Ford, Britain's biggest car seller, yesterday announced its third price cut in 12 months in a desperate attempt to stimulate a market that is set to decline for the third year running. The reductions cover 70 per cent of its model range and will cut up to pounds 520 off most Escorts and Orions and pounds 955 off the price of a Fiesta 1.1i LX.
Ian McAllister, chairman of Ford, warned: 'There is still no sign of any significant upturn in demand and I do not believe we can expect any real growth before the second half of 1994 unless the Government takes some action.' Top of his priorities were a boost to the economy through increased public spending and the scrapping of special car tax.
His concern was echoed by George Simpson, chairman of Rover, who said: 'I do not see a lot of light at the end of the tunnel. We need stability in economic and political policy but at the moment we have neither.'
Michael Heseltine, President of the Board of Trade, had been expected to receive a rough ride when he visited the show yesterday but he pulled out at the last minute to deal with the pit crisis.
Mr Simpson said: 'Mr Heseltine has got to understand the importance of consumer confidence and sentiment.
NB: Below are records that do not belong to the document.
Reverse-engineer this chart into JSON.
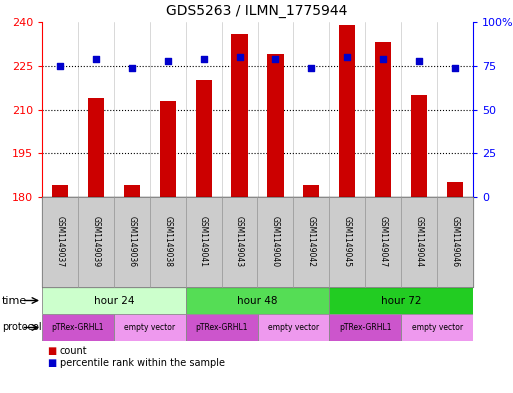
{
  "title": "GDS5263 / ILMN_1775944",
  "samples": [
    "GSM1149037",
    "GSM1149039",
    "GSM1149036",
    "GSM1149038",
    "GSM1149041",
    "GSM1149043",
    "GSM1149040",
    "GSM1149042",
    "GSM1149045",
    "GSM1149047",
    "GSM1149044",
    "GSM1149046"
  ],
  "counts": [
    184,
    214,
    184,
    213,
    220,
    236,
    229,
    184,
    239,
    233,
    215,
    185
  ],
  "percentile_ranks": [
    75,
    79,
    74,
    78,
    79,
    80,
    79,
    74,
    80,
    79,
    78,
    74
  ],
  "ylim_left": [
    180,
    240
  ],
  "ylim_right": [
    0,
    100
  ],
  "yticks_left": [
    180,
    195,
    210,
    225,
    240
  ],
  "yticks_right": [
    0,
    25,
    50,
    75,
    100
  ],
  "ytick_labels_right": [
    "0",
    "25",
    "50",
    "75",
    "100%"
  ],
  "bar_color": "#cc0000",
  "dot_color": "#0000cc",
  "bar_width": 0.45,
  "time_groups": [
    {
      "label": "hour 24",
      "start": 0,
      "end": 4,
      "color": "#ccffcc"
    },
    {
      "label": "hour 48",
      "start": 4,
      "end": 8,
      "color": "#55dd55"
    },
    {
      "label": "hour 72",
      "start": 8,
      "end": 12,
      "color": "#22cc22"
    }
  ],
  "protocol_groups": [
    {
      "label": "pTRex-GRHL1",
      "start": 0,
      "end": 2,
      "color": "#cc55cc"
    },
    {
      "label": "empty vector",
      "start": 2,
      "end": 4,
      "color": "#ee99ee"
    },
    {
      "label": "pTRex-GRHL1",
      "start": 4,
      "end": 6,
      "color": "#cc55cc"
    },
    {
      "label": "empty vector",
      "start": 6,
      "end": 8,
      "color": "#ee99ee"
    },
    {
      "label": "pTRex-GRHL1",
      "start": 8,
      "end": 10,
      "color": "#cc55cc"
    },
    {
      "label": "empty vector",
      "start": 10,
      "end": 12,
      "color": "#ee99ee"
    }
  ],
  "legend_count_color": "#cc0000",
  "legend_dot_color": "#0000cc",
  "background_color": "#ffffff",
  "sample_bg_color": "#cccccc",
  "sample_border_color": "#999999"
}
Somehow he has got to address these problems.' There is concern that the Government's decision to axe thousands of miners' jobs alone will dent confidence sufficiently to prevent an upturn for the next three months.
The anger at the Government's apparent drift was being voiced throughout the industry. David Gent, director general of the Retail Motor Industry Federation, said: 'The Government has got to convince people that it has a coherent industrial and economic policy. Its obsession with going for zero inflation has not helped, indeed it has positively damaged the economy.'
Even manufacturers such as Nissan, which has been insulated from the sharp downturn in the UK market by buoyant export sales, were critical of ministers. Ian Gibson, managing director of the Japanese car company's Sunderland plant, said: 'We need certainty and a properly articulated policy. The way to deal with that is to achieve stability and predictability in exchange, interest and inflation rates.'
Nissan has put on ice plans to raise production at Sunderland by 10 per cent to 300,000 next year because of the uncertainty in UK and Continental markets.
Ford also announced price increases of about 2 per cent for its Sierra, Granada and Scorpio models, which are all manufactured on the Continent, reflecting a significant increase in costs since the pound was forced out of the exchange rate mechanism. Renault also announced rises of 2 per cent across the board, while Mercedes and Isuzu are expected to follow suit to cope with the pound's devaluation.